Faheem Khan is part of a team of researchers that developed a microfluidic cantilever, a device capable of analyzing and testing proteins, a key element in the process of developing drugs.
“It allows researchers to see how a protein is going to act with drug molecules, especially drugs developed for diseases such as influenza and diabetes,” explained Khan. “When scientists are engineering new drugs, testing their interaction with proteins is important.”
Researchers currently use a mass spectrometer to conduct this work while they’re developing drugs and while that instrument is, in many respects, the industry gold standard, Khan added it is bulky and expensive to use.
In fact, a mass spectrometry device can cost around $500,000 but the device under development at the U of A would cost closer to $20,000, Khan said.
“Our goal is to make a portable protein identification system that can be easily carried around,” he said. “Our technology is not going to replace a mass spectrometer but it could be a complementary tool for special situations where a user wants to save cost.”
The researchers’ device uses a process called electrophoresis, which uses an electrical charge to make different proteins line up by type, according to their own charge, and then uses a microfabricated sensor to weigh them.
“Proteins are charged in a liquid medium and different proteins have different sizes that make them separate themselves when under an applied electric field,” said Khan. “We combined different principles of basic physics to achieve a complex task of protein testing.”
Because proteins are extremely small, a scanning electron microscope (SEM) is used to capture images of them.

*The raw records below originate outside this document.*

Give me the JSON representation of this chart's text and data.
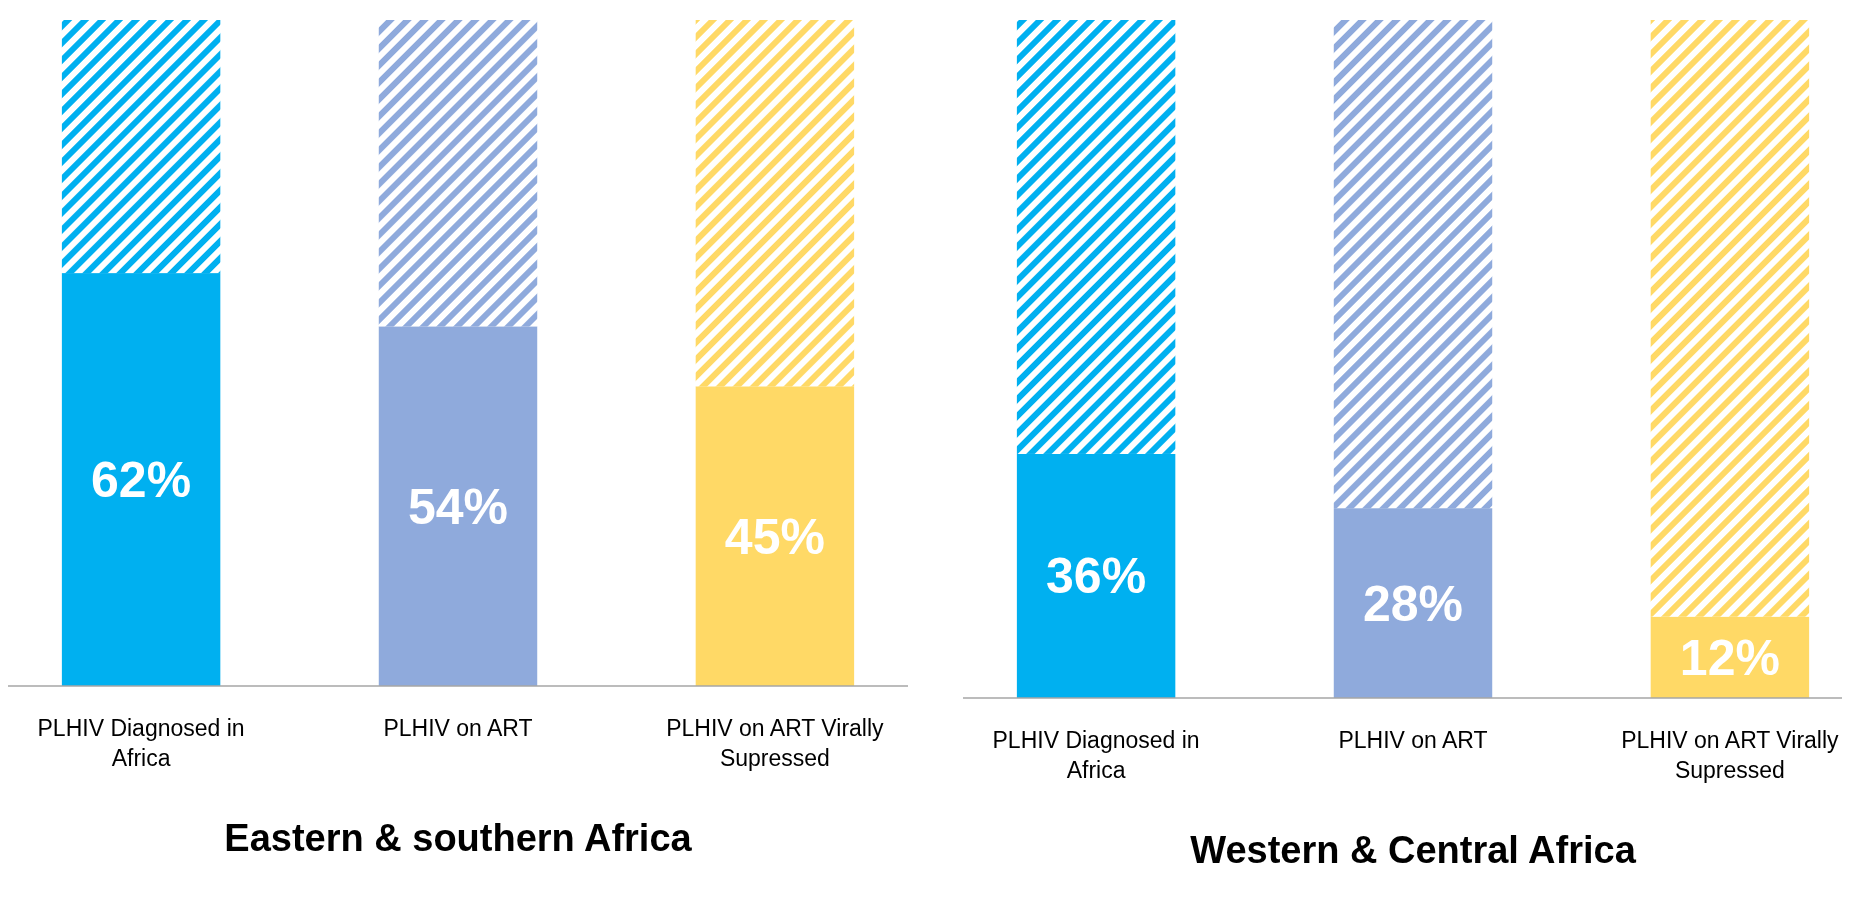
{
  "chart_data": [
    {
      "type": "bar",
      "title": "Eastern & southern Africa",
      "stacked": true,
      "ylim": [
        0,
        100
      ],
      "tick_labels": false,
      "categories": [
        "PLHIV Diagnosed in Africa",
        "PLHIV on ART",
        "PLHIV on ART Virally Supressed"
      ],
      "series": [
        {
          "colors": [
            "#00b0f0",
            "#8faadc",
            "#ffd966"
          ],
          "values": [
            62,
            54,
            45
          ],
          "value_labels": [
            "62%",
            "54%",
            "45%"
          ]
        },
        {
          "colors": [
            "#00b0f0",
            "#8faadc",
            "#ffd966"
          ],
          "values": [
            38,
            46,
            55
          ]
        }
      ]
    },
    {
      "type": "bar",
      "title": "Western & Central Africa",
      "stacked": true,
      "ylim": [
        0,
        100
      ],
      "tick_labels": false,
      "categories": [
        "PLHIV Diagnosed in Africa",
        "PLHIV on ART",
        "PLHIV on ART Virally Supressed"
      ],
      "series": [
        {
          "colors": [
            "#00b0f0",
            "#8faadc",
            "#ffd966"
          ],
          "values": [
            36,
            28,
            12
          ],
          "value_labels": [
            "36%",
            "28%",
            "12%"
          ]
        },
        {
          "colors": [
            "#00b0f0",
            "#8faadc",
            "#ffd966"
          ],
          "values": [
            64,
            72,
            88
          ]
        }
      ]
    }
  ]
}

However, Khan explained the team’s cantilever device identifies the separated proteins by their effect on its vibrations.
“Instead of using a SEM or a mass spectrometer, which is very expensive and difficult to maintain, we’ve developed a cheaper device to analyze proteins,” he said. “The cost of electrophoresis-based protein detection using a microfluidic cantilever is much lower than a standard mass spectrometer.”
Over past few years, the team has demonstrated multiple applications of their microfluidic cantilevers. Now the technology is being commercialized through a startup called Fourien Inc.
The team, which collaborated with colleagues from South Korea, published their findings in Nature: Scientific Reports.